Email: meflynn@a-f.net

 

Should the accused in a criminal trial have the right to cross-examine the technicians who extract the DNA and who tests the DNA samples when the DNA is used to prove his/her guilt in a crime?

 

Surprisingly, the Supreme Court says No!  In the June 18th Supreme Court decision of Williams vs. Illinois, the Supreme Court in a split decision (4-4-1) upheld a conviction of an Illinois man accused of rape even though the technicians who extracted the DNA from him and the alleged victim and the analysts who conducted the tests on the DNA samples did not testify.  Rather, the only expert who testified as to the DNA samples was someone who looked at the tests and testified that the DNA taken from the alleged victim matched the Defendant.    This ruling arguably removes the Defendant’s constitutional right to cross-examine and confront all witnesses.

This Supreme Court decision gives prosecutors more leeway in using lab reports without needing the analysts who prepare the report to testify to the accuracy of the report .  The effect of this decision may very well make it easier for the Government to convict Defendants in all types of cases that involve any type of lab work.

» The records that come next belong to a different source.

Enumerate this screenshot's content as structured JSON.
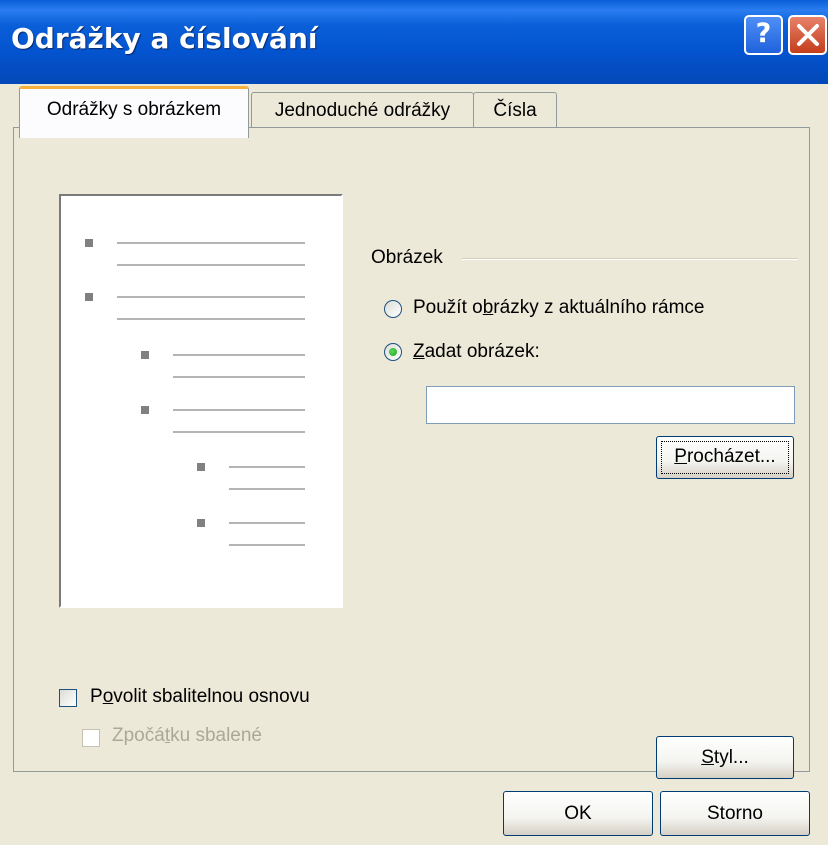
{
  "window": {
    "title": "Odrážky a číslování",
    "help_label": "?",
    "close_icon": "close-icon"
  },
  "tabs": [
    {
      "label": "Odrážky s obrázkem",
      "active": true
    },
    {
      "label": "Jednoduché odrážky",
      "active": false
    },
    {
      "label": "Čísla",
      "active": false
    }
  ],
  "picture_group": {
    "label": "Obrázek",
    "option_frame": {
      "label_pre": "Použít o",
      "label_key": "b",
      "label_post": "rázky z aktuálního rámce",
      "checked": false
    },
    "option_specify": {
      "label_pre": "",
      "label_key": "Z",
      "label_post": "adat obrázek:",
      "checked": true
    },
    "path_value": "",
    "browse_label_key": "P",
    "browse_label_post": "rocházet..."
  },
  "outline": {
    "enable_pre": "P",
    "enable_key": "o",
    "enable_post": "volit sbalitelnou osnovu",
    "enable_checked": false,
    "collapsed_pre": "Zpočá",
    "collapsed_key": "t",
    "collapsed_post": "ku sbalené",
    "collapsed_checked": false,
    "collapsed_disabled": true
  },
  "style_button": {
    "key": "S",
    "post": "tyl..."
  },
  "footer": {
    "ok": "OK",
    "cancel": "Storno"
  },
  "colors": {
    "titlebar": "#0a5fd8",
    "dialog_bg": "#ece9d8",
    "active_tab_accent": "#f7b03c"
  }
}
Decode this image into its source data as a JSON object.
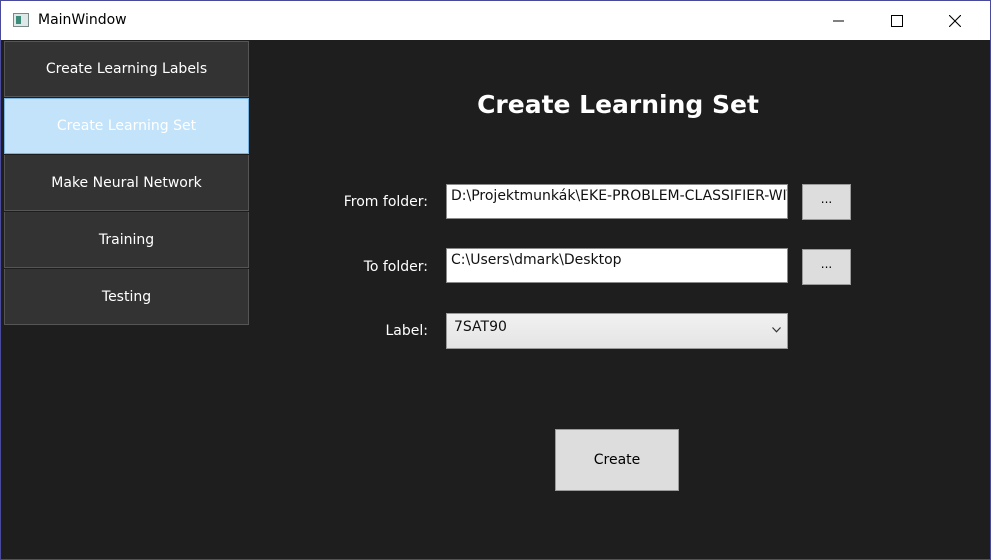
{
  "window": {
    "title": "MainWindow",
    "controls": {
      "minimize": "minimize-icon",
      "maximize": "maximize-icon",
      "close": "close-icon"
    }
  },
  "nav": {
    "items": [
      {
        "label": "Create Learning Labels",
        "active": false
      },
      {
        "label": "Create Learning Set",
        "active": true
      },
      {
        "label": "Make Neural Network",
        "active": false
      },
      {
        "label": "Training",
        "active": false
      },
      {
        "label": "Testing",
        "active": false
      }
    ]
  },
  "main": {
    "title": "Create Learning Set",
    "from_folder": {
      "label": "From folder:",
      "value": "D:\\Projektmunkák\\EKE-PROBLEM-CLASSIFIER-WITH",
      "browse_label": "..."
    },
    "to_folder": {
      "label": "To folder:",
      "value": "C:\\Users\\dmark\\Desktop",
      "browse_label": "..."
    },
    "label_field": {
      "label": "Label:",
      "selected": "7SAT90"
    },
    "create_label": "Create"
  },
  "colors": {
    "background": "#1e1e1e",
    "nav_item": "#333333",
    "nav_active": "#c3e3fb",
    "button": "#dddddd",
    "window_border": "#4a4a9c"
  }
}
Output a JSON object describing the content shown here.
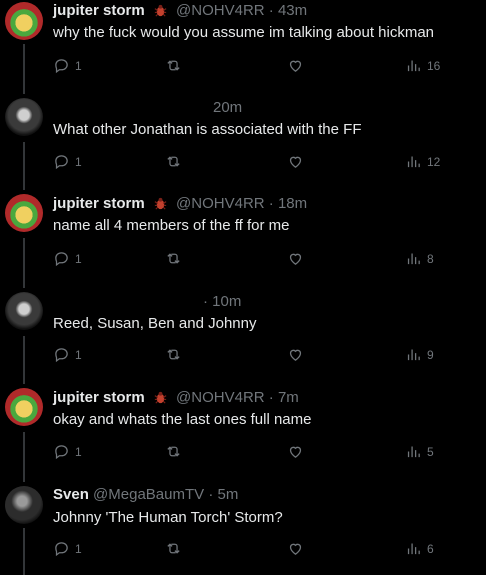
{
  "tweets": [
    {
      "name": "jupiter storm",
      "handle": "@NOHV4RR",
      "sep": "·",
      "time": "43m",
      "text": "why the fuck would you assume im talking about hickman",
      "replies": "1",
      "views": "16",
      "avatar": "red-green-avatar",
      "has_bug": true
    },
    {
      "name": "",
      "handle": "",
      "sep": "",
      "time": "20m",
      "text": "What other Jonathan is associated with the FF",
      "replies": "1",
      "views": "12",
      "avatar": "dark-avatar",
      "has_bug": false
    },
    {
      "name": "jupiter storm",
      "handle": "@NOHV4RR",
      "sep": "·",
      "time": "18m",
      "text": "name all 4 members of the ff for me",
      "replies": "1",
      "views": "8",
      "avatar": "red-green-avatar",
      "has_bug": true
    },
    {
      "name": "",
      "handle": "",
      "sep": "·",
      "time": "10m",
      "text": "Reed, Susan, Ben and Johnny",
      "replies": "1",
      "views": "9",
      "avatar": "dark-avatar",
      "has_bug": false
    },
    {
      "name": "jupiter storm",
      "handle": "@NOHV4RR",
      "sep": "·",
      "time": "7m",
      "text": "okay and whats the last ones full name",
      "replies": "1",
      "views": "5",
      "avatar": "red-green-avatar",
      "has_bug": true
    },
    {
      "name": "Sven",
      "handle": "@MegaBaumTV",
      "sep": "·",
      "time": "5m",
      "text": "Johnny 'The Human Torch' Storm?",
      "replies": "1",
      "views": "6",
      "avatar": "dark-avatar",
      "has_bug": false
    }
  ],
  "colors": {
    "background": "#000000",
    "text": "#e7e9ea",
    "muted": "#71767b",
    "thread_line": "#333639",
    "bug": "#c2402d"
  }
}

The four justices in the majority were Chief Justice Roberts and Justices Samuel Alito, Stephen Breyer and Anthony Kennedy.  The dissenting justices were Ruth Bader Ginsburg, Elena Kagan, Antonin Scalia and Sonia Sotomayor.  In the middle was Justice Clarence Thomas who was alone in his opinion but ultimately controlled the outcome of the case by ruling that the lab report used in this case was “not testimonial” and so it doesn’t fall under the Defendant’s right to cross-examine his witnesses.